One of the biggest post-break mandates has been ordered in The School District of Philadelphia, which will also require masks during the first 10 school days of 2023. “Like the rest of the nation, we are still grappling with COVID-19 while dealing with other respiratory illnesses like the flu and RSV,” Superintendent Tony Watlington wrote in a message to the community. “Increased social gathering during the holidays may increase the risk of exposure to these illnesses. We must all be extra vigilant in doing our part to help keep ourselves and those around us safe.
Masks were found to have reduced the spread of COVID in Massachusetts schools that continued to require them after the state lifted its mandate in February 2022, according to a study published in the New England Journal of Medicine.
Schools that made masks optional saw an additional 44.9 COVID cases per 1,000 students and staff in the 15 weeks after the statewide requirement ended.
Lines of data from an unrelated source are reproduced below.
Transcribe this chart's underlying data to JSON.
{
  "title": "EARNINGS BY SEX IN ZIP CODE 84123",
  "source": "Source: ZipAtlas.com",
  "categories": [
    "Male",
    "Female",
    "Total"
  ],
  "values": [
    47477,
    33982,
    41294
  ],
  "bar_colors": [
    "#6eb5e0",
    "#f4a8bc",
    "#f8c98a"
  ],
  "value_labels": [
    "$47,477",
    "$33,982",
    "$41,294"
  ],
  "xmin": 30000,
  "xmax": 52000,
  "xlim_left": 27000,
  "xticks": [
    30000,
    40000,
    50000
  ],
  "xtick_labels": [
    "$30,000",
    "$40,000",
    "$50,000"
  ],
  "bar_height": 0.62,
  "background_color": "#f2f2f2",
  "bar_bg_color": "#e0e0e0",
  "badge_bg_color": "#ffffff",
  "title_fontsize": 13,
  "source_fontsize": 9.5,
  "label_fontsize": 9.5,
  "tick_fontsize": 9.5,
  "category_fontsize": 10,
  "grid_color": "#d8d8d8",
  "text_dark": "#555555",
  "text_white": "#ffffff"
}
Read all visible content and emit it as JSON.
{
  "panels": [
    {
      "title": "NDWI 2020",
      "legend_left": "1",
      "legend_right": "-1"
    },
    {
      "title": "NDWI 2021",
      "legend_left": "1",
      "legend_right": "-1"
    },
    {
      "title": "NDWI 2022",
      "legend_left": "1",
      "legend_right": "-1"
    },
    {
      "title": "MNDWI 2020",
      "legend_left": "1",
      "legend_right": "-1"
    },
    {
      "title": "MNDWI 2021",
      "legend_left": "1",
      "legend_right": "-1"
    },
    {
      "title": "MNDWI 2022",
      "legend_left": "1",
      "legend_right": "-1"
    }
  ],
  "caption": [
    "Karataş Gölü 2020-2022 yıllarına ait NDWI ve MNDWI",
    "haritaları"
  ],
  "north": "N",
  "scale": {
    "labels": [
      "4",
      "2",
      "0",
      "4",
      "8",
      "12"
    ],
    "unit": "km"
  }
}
The districts where leaders kept mandates in place had higher percentages of low-income students, students with disabilities, and English-language learners, as well as higher percentages of Black and Latinx students and staff, the study found.
“We believe that universal masking may be especially useful for mitigating effects of structural racism in schools, including potential deepening of educational inequities,” the researchers wrote.